Acutely very toxic to aquatic invertebrates.

Key value for chemical safety assessment

Additional information

The acute toxicity to Daphnia magna was determined in a 48 -hour static test according to OECD Guideline 202 (RCC Notox BV, 1993g). The test was performed in compliance with Good Laboratory Practice Regulations. The test item was not soluble in water. Hence, the dispersing agent Cremophor RH40 was used to prepare stable dispersions of the test item in water. Daphnia were exposed for a maximum of 48 hours to a range of solutions containing 1.0 to 100 % of a filtrate of a supersaturated solution of 1000 mg/L (nominal).
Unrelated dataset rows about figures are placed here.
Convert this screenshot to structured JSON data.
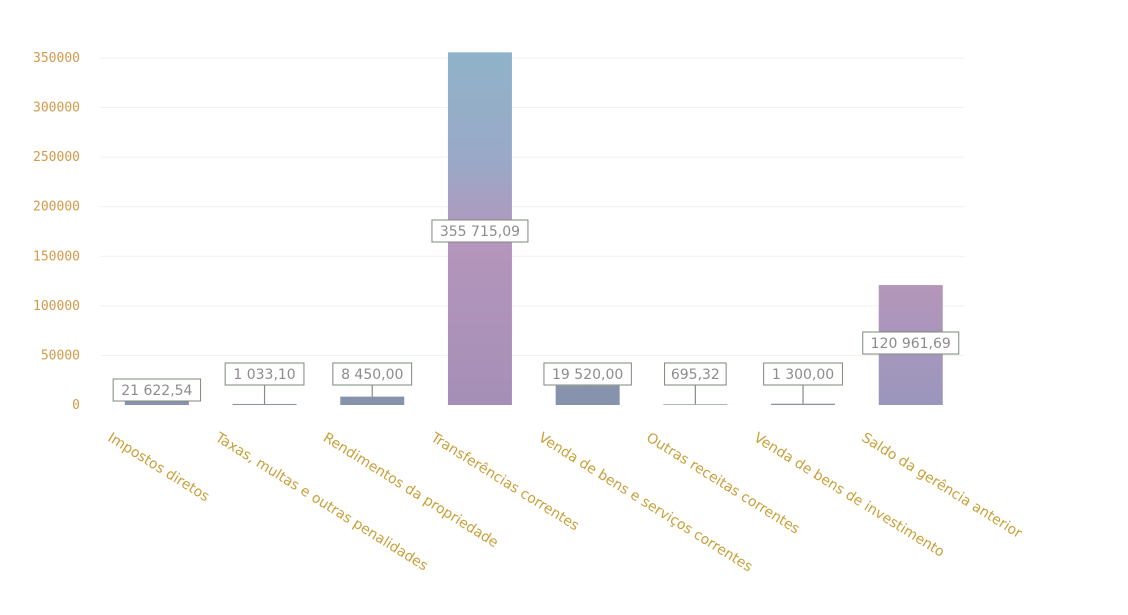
{
  "chart_data": {
    "type": "bar",
    "categories": [
      "Impostos diretos",
      "Taxas, multas e outras penalidades",
      "Rendimentos da propriedade",
      "Transferências correntes",
      "Venda de bens e serviços correntes",
      "Outras receitas correntes",
      "Venda de bens de investimento",
      "Saldo da gerência anterior"
    ],
    "values": [
      21622.54,
      1033.1,
      8450.0,
      355715.09,
      19520.0,
      695.32,
      1300.0,
      120961.69
    ],
    "data_labels": [
      "21 622,54",
      "1 033,10",
      "8 450,00",
      "355 715,09",
      "19 520,00",
      "695,32",
      "1 300,00",
      "120 961,69"
    ],
    "ylim": [
      0,
      350000
    ],
    "yticks": [
      0,
      50000,
      100000,
      150000,
      200000,
      250000,
      300000,
      350000
    ],
    "ytick_labels": [
      "0",
      "50000",
      "100000",
      "150000",
      "200000",
      "250000",
      "300000",
      "350000"
    ],
    "grid": true,
    "legend": "none",
    "title": "",
    "xlabel": "",
    "ylabel": "",
    "colors": {
      "bar_top": "#8fb3c9",
      "bar_bottom": "#b68fb4",
      "small_bar": "#8793ad",
      "tick_text": "#d39a4a",
      "category_text": "#c9a03a",
      "grid": "#f1f1ec"
    }
  }
}
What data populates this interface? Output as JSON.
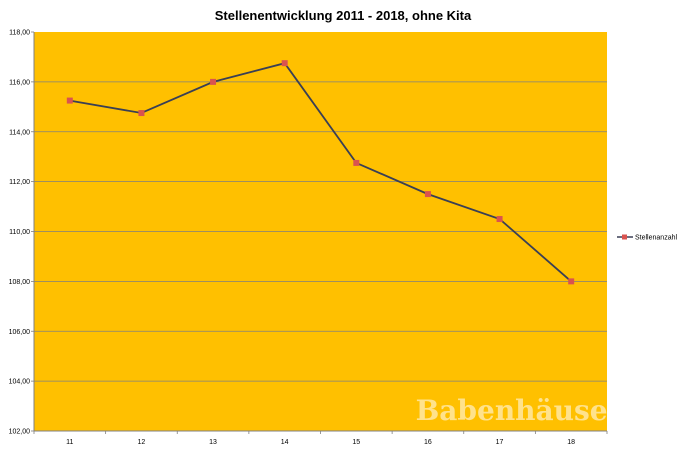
{
  "chart_data": {
    "type": "line",
    "title": "Stellenentwicklung 2011 - 2018, ohne Kita",
    "xlabel": "",
    "ylabel": "",
    "categories": [
      "11",
      "12",
      "13",
      "14",
      "15",
      "16",
      "17",
      "18"
    ],
    "series": [
      {
        "name": "Stellenanzahl",
        "values": [
          115.25,
          114.75,
          116.0,
          116.75,
          112.75,
          111.5,
          110.5,
          108.0
        ],
        "color": "#3a3f55",
        "marker_color": "#d9534f"
      }
    ],
    "ylim": [
      102,
      118
    ],
    "y_ticks": [
      "102,00",
      "104,00",
      "106,00",
      "108,00",
      "110,00",
      "112,00",
      "114,00",
      "116,00",
      "118,00"
    ],
    "grid": true,
    "legend_position": "right",
    "plot_background": "#ffc000"
  },
  "watermark_text": "Babenhäuser"
}
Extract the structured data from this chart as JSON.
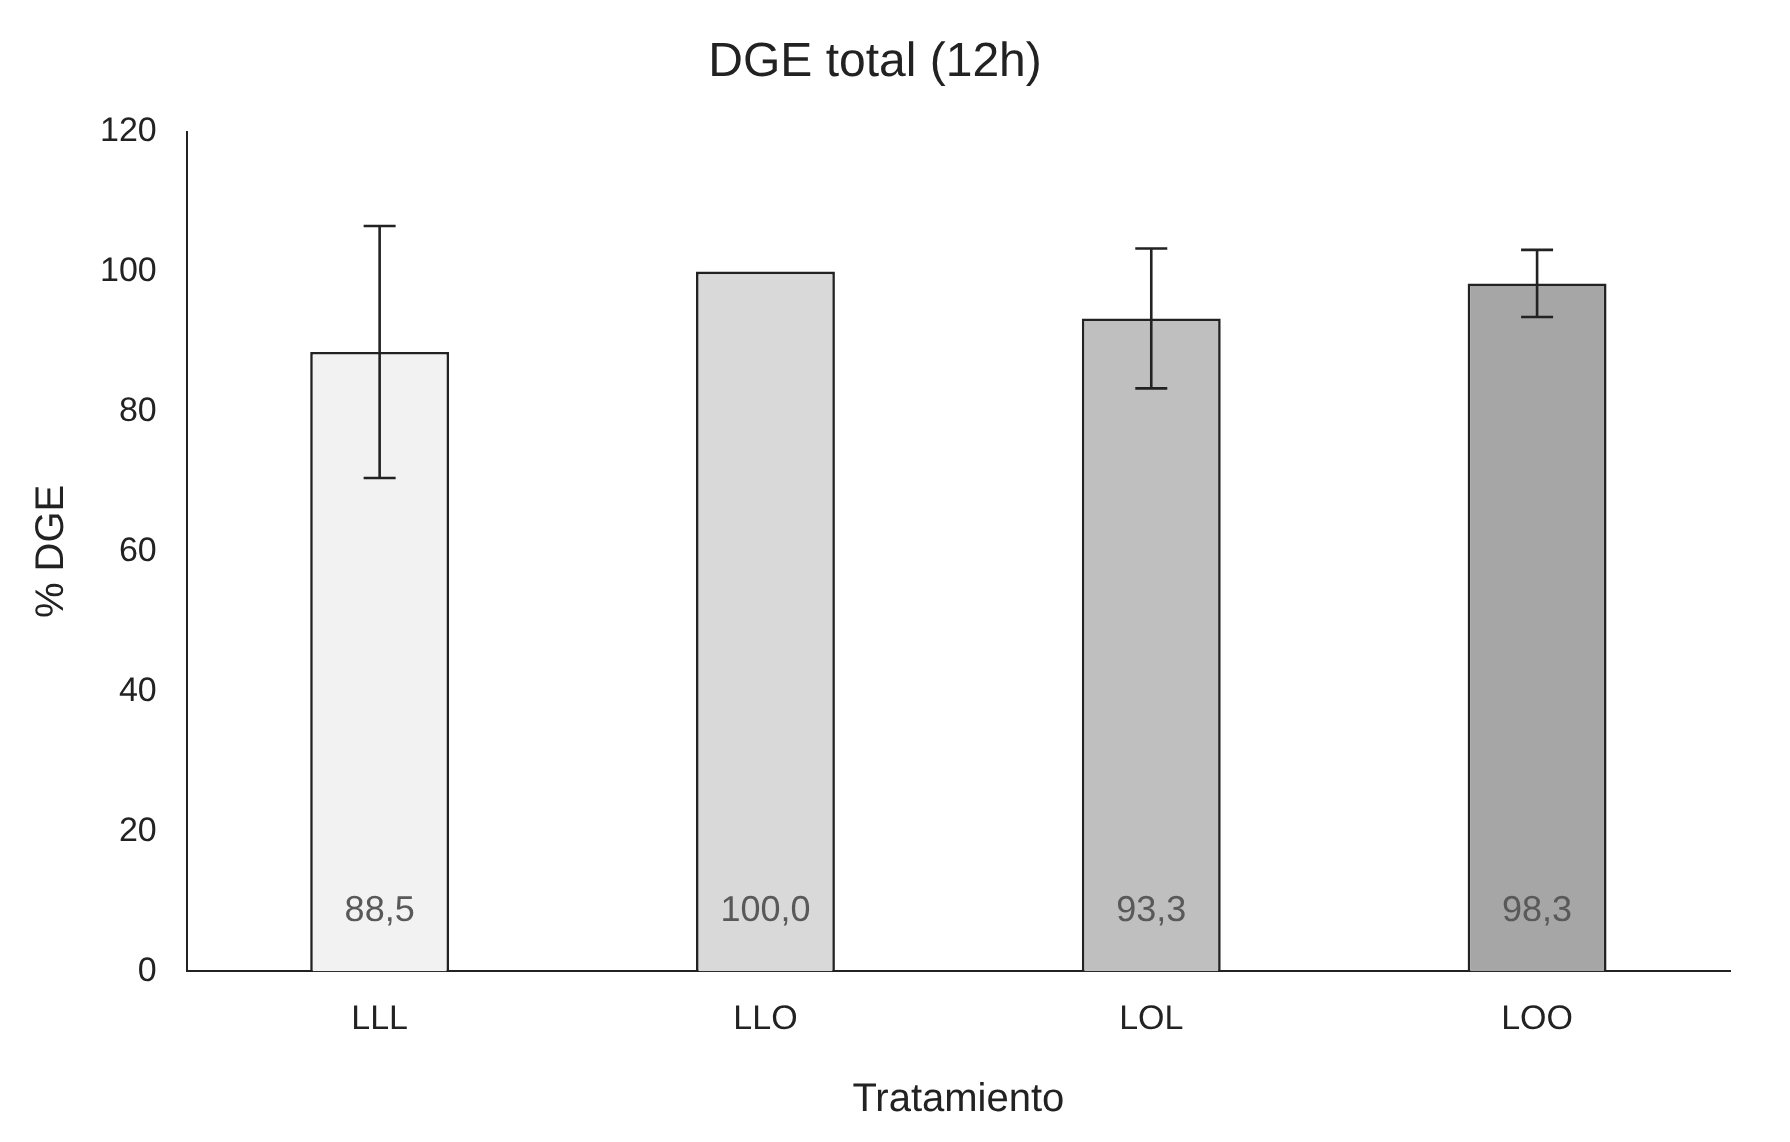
{
  "chart_data": {
    "type": "bar",
    "title": "DGE total (12h)",
    "xlabel": "Tratamiento",
    "ylabel": "% DGE",
    "categories": [
      "LLL",
      "LLO",
      "LOL",
      "LOO"
    ],
    "values": [
      88.5,
      100.0,
      93.3,
      98.3
    ],
    "colors": [
      "#f2f2f2",
      "#d9d9d9",
      "#bfbfbf",
      "#a6a6a6"
    ],
    "errors": [
      18,
      null,
      10,
      4.8
    ],
    "value_labels": [
      "88,5",
      "100,0",
      "93,3",
      "98,3"
    ],
    "ylim": [
      0,
      120
    ],
    "yticks": [
      0,
      20,
      40,
      60,
      80,
      100,
      120
    ],
    "grid": false,
    "legend": false
  }
}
After 24 hours of exposure significant (>10 %) immobilization was recorded at 1.1 mg/L (10 % filtrate) and higher concentrations. The total rate of immobilization was 15 % at 1.1 mg/L (10 % filtrate), 30% at 3.5 mg/L (18 % filtrate) and 100 % at higher concentrations. After 48 hours of exposure immobilization of all daphnia was seen at concentrations of 3.5 mg/L (18 % filtrate) and higher. At 1.1 mg/L (10 % filtrate) the total incidence of immobility had increased to 80 % and at 1.0 mg/L (5.6 % filtrate) to 40 %. Exposure of daphnia to lower concentrations during the second part of the test induced no significant (> 10 %) immobility after 48 hours.

Under the conditions of the present study, the test item did not induce acute immobilization of Daphnia magna at or below 0.6 mg/L after 48 hours of exposure (NOEC) with a 48 hour EC50 of 0.97 mg/L.